'OK, it's alive': Vancouver woman finds scorpion on kitchen floor
At first, Gail Hammond thought it was a fridge magnet. Then it scuttled under her fridge
Gail Hammond was standing in her kitchen washing dishes last Thursday when she noticed something near her feet.
It looked like a scorpion, but the Vancouver woman figured it was a fallen fridge magnet. After all, she's a huge fan of the German rock band Scorpions and has a variety of band memorabilia around the house.
Then it scuttled under the fridge.
"OK, it's alive," she said to herself.
With her daughter's help, she managed to move the fridge and trap the scorpion under a plastic bin. She punched air holes in the bin and left it with some water.
Unsure of how to welcome this new house guest, she began doing some research. She called an exterminator, who told her to spray it with poison or offered to dispose of it for $100.
Instead, she kept the scorpion in the container for a few days while she figured out what to do.
"They can live without food but not water. We did put a few bugs in there," Hammond said. "We'd kind of taken a shine to him."
The SPCA suggested a veterinarian get involved. So on Monday, she drove the scorpion out to a vet in Maple Ridge with expertise in exotic pets.
'Hero' for not squishing scorpion
At Dewdney Animal Hospital, Dr. Adrian Walton determined that the scorpion, which measured about five to seven centimetres long, was a female. It's also pregnant — within three or four months its babies should appear, looking like tiny white bugs on its back.
Walton believes it's a striped scorpion normally found in California and Arizona, but is working on figuring out exactly what species it is.
Hammond has no idea how the scorpion ended up in her kitchen. She bought groceries at Costco and left the bags on the floor two days before the scorpion appeared. She'd also returned from a trip to Cuba on April 17.
If it did come from Cuba, Hammond says that explains why she's seen no spiders for the past few weeks.

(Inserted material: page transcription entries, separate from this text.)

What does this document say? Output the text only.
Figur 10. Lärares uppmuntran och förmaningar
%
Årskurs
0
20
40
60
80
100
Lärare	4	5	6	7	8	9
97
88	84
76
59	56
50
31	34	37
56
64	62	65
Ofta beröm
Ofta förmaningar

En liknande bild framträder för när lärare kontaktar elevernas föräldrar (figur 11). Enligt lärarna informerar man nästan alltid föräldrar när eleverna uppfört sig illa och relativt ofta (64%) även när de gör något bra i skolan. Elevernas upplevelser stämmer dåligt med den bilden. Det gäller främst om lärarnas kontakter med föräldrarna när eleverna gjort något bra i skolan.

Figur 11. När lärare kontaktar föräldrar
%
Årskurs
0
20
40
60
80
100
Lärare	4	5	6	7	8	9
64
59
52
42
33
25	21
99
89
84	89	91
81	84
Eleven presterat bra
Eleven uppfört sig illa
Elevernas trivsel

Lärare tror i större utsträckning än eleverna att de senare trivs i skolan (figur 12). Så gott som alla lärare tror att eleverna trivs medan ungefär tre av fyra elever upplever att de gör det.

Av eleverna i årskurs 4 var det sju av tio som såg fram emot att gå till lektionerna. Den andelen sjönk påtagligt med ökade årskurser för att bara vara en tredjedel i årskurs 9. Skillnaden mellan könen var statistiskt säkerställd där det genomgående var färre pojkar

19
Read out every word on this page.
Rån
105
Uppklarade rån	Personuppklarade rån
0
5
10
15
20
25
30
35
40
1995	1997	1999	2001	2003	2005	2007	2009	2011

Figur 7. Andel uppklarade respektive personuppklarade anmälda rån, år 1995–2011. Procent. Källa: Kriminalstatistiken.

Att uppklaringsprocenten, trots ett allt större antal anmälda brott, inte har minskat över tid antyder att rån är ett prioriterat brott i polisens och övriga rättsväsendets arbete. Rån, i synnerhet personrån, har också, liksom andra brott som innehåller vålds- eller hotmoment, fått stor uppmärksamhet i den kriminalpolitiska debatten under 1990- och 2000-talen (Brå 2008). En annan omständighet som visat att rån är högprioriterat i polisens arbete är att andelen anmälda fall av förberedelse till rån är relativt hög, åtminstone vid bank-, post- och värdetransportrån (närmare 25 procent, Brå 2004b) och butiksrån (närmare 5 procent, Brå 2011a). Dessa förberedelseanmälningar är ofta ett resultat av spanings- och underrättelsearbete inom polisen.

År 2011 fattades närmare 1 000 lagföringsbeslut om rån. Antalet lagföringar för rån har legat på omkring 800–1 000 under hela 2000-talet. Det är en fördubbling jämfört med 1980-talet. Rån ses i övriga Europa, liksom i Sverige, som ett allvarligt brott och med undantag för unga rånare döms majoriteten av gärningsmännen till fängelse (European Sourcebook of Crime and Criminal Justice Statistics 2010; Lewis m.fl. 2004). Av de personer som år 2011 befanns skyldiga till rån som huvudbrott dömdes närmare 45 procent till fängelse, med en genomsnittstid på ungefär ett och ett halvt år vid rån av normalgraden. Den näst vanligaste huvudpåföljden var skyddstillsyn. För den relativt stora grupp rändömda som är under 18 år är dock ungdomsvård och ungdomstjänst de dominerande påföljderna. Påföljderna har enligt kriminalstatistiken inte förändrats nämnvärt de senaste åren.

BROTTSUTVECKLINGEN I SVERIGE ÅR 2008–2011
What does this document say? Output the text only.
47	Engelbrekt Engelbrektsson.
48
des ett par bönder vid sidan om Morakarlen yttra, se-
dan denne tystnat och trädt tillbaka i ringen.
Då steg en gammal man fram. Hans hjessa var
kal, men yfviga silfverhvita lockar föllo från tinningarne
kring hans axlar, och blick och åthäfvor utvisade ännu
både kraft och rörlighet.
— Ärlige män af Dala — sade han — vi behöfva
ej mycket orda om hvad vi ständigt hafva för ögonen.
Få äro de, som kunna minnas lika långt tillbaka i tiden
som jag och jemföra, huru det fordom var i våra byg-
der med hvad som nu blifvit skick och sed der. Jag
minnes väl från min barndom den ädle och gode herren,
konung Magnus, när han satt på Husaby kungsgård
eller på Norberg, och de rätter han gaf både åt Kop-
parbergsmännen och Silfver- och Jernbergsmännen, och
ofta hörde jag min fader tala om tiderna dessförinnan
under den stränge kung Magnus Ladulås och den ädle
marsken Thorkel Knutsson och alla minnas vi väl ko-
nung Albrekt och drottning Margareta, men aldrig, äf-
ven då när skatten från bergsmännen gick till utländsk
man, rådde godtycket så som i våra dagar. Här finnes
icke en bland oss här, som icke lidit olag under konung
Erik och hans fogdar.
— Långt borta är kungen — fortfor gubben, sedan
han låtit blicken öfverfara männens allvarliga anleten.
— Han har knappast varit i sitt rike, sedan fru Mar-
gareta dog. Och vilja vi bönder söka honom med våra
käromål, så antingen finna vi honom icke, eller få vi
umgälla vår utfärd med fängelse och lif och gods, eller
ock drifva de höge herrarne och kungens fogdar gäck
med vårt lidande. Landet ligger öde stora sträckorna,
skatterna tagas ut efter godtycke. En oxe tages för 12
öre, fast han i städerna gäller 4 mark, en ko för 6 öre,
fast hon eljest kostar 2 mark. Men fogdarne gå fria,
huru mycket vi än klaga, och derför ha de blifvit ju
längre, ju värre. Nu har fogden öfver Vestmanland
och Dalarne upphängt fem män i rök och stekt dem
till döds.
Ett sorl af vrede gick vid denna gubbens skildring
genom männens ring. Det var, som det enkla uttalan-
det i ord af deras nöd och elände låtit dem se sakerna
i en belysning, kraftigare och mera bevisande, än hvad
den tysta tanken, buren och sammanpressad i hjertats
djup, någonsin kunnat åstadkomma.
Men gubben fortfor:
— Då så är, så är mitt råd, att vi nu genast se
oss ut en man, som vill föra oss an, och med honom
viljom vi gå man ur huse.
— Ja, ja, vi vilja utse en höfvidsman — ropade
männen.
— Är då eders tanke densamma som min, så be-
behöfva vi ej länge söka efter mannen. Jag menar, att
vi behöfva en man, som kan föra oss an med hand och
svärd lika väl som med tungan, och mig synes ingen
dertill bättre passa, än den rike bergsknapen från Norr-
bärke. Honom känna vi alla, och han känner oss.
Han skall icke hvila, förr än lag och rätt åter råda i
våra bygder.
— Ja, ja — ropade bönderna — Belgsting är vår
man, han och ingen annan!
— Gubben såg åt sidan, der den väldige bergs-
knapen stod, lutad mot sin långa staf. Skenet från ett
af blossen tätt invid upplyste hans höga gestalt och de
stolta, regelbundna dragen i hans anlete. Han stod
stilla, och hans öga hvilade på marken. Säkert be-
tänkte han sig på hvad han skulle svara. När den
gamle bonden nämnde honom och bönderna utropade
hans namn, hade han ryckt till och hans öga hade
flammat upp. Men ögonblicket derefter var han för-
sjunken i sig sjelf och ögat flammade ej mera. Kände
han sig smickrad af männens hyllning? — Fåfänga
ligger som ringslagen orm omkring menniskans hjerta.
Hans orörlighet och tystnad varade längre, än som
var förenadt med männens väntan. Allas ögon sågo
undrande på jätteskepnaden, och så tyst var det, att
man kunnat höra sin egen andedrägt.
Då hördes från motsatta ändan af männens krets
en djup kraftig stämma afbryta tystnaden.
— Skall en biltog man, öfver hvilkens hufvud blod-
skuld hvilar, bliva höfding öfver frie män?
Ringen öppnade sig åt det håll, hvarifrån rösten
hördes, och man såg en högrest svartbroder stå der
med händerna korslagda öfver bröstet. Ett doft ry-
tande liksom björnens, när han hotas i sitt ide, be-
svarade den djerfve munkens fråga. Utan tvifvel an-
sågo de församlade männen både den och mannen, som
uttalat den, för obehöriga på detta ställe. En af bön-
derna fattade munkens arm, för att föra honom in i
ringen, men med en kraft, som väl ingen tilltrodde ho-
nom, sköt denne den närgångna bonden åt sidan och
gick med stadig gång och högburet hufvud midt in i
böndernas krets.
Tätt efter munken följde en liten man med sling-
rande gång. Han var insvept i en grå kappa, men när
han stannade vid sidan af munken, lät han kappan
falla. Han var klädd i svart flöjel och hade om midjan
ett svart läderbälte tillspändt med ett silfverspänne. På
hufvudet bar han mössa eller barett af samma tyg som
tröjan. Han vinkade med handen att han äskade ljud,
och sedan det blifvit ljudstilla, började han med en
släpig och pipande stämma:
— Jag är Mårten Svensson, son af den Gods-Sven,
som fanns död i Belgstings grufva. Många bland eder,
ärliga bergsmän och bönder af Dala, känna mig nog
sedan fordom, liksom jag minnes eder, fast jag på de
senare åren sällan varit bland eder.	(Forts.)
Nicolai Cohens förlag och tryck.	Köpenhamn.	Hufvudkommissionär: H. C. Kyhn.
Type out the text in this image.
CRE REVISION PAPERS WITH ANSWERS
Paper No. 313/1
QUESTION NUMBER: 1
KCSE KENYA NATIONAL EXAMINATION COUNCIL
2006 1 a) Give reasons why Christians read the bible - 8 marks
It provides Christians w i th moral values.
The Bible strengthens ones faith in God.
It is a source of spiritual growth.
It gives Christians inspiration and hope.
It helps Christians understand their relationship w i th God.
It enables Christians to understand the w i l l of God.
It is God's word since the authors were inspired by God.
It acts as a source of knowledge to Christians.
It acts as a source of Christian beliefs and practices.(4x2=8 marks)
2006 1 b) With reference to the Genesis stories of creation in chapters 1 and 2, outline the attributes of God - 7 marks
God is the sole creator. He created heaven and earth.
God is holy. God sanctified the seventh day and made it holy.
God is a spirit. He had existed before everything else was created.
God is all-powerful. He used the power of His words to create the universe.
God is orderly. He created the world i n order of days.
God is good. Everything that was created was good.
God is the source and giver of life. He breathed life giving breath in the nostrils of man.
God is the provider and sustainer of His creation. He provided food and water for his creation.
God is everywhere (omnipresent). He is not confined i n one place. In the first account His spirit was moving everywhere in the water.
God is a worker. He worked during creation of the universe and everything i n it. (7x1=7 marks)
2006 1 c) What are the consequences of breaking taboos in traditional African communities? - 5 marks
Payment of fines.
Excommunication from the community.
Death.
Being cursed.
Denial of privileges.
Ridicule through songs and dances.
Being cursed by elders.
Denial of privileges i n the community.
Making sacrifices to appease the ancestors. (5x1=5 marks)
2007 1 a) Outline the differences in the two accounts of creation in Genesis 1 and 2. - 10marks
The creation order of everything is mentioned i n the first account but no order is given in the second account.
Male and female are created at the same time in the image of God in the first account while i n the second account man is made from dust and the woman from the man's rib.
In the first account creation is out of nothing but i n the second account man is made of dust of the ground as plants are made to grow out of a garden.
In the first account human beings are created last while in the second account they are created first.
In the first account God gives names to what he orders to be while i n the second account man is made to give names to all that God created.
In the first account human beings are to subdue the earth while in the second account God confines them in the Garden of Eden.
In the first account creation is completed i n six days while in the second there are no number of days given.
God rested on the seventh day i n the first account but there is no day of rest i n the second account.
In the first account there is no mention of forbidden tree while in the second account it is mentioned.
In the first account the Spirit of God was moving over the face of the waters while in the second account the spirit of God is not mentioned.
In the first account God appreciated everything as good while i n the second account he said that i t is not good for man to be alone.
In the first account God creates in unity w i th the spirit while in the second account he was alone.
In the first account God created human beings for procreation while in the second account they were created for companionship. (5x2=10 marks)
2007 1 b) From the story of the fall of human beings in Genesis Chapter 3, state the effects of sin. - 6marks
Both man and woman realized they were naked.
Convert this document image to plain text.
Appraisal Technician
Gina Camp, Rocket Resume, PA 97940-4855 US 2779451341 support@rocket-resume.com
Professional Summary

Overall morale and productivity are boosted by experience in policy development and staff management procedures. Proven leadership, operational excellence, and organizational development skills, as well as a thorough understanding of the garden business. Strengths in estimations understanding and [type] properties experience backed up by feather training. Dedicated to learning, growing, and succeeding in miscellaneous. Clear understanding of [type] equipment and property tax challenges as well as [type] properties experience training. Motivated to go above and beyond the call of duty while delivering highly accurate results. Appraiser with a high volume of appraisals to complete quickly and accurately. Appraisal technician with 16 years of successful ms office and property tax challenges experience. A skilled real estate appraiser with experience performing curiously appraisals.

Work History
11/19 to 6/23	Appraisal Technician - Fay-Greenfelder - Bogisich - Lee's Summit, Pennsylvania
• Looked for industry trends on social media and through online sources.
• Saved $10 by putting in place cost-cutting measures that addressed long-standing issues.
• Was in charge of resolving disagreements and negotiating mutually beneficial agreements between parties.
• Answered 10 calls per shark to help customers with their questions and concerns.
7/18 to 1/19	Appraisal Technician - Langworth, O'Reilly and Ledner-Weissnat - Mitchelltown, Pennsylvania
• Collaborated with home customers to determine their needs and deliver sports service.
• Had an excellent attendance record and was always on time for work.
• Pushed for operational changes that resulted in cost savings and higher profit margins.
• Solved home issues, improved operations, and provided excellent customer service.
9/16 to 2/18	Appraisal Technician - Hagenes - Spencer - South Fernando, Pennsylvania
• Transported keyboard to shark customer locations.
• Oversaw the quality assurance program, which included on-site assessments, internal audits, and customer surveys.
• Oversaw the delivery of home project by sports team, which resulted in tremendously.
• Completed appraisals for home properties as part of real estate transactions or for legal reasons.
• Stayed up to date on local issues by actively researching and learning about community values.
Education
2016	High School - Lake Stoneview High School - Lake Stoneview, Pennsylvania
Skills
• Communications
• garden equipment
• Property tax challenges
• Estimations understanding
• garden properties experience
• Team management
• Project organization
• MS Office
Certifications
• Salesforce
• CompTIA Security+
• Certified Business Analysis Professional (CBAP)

Walton said the arachnid could have simply hitched a ride in some produce or California-grown house plants. That's how Walton says the last few scorpions he's heard of were discovered.
He said he's thrilled the scorpion survived both the journey and the person who found it. In most cases, if he receives a scorpion, it's already dead.
"[Hammond] is actually the hero here," he said.
"People usually squish these things and then afterwards call me up and ask, 'What is this? Is this thing dangerous?' Most of the time it's like, 'No, but thanks for killing it,'" he said.
Walton was considering keeping the scorpion. He said the clinic's long-time mascot scorpion recently died; the arachnids can live up to 10 years.
But a biologist with the Victoria Bug Zoo has identified the scorpion as one of two quite venomous species, one being a Central American bark scorpion. That means the zoo may be the scorpion's new home, as staff there are trained to deal with venomous animals.
For Hammond, she's hoping the next scorpions to arrive in Vancouver might be her beloved band.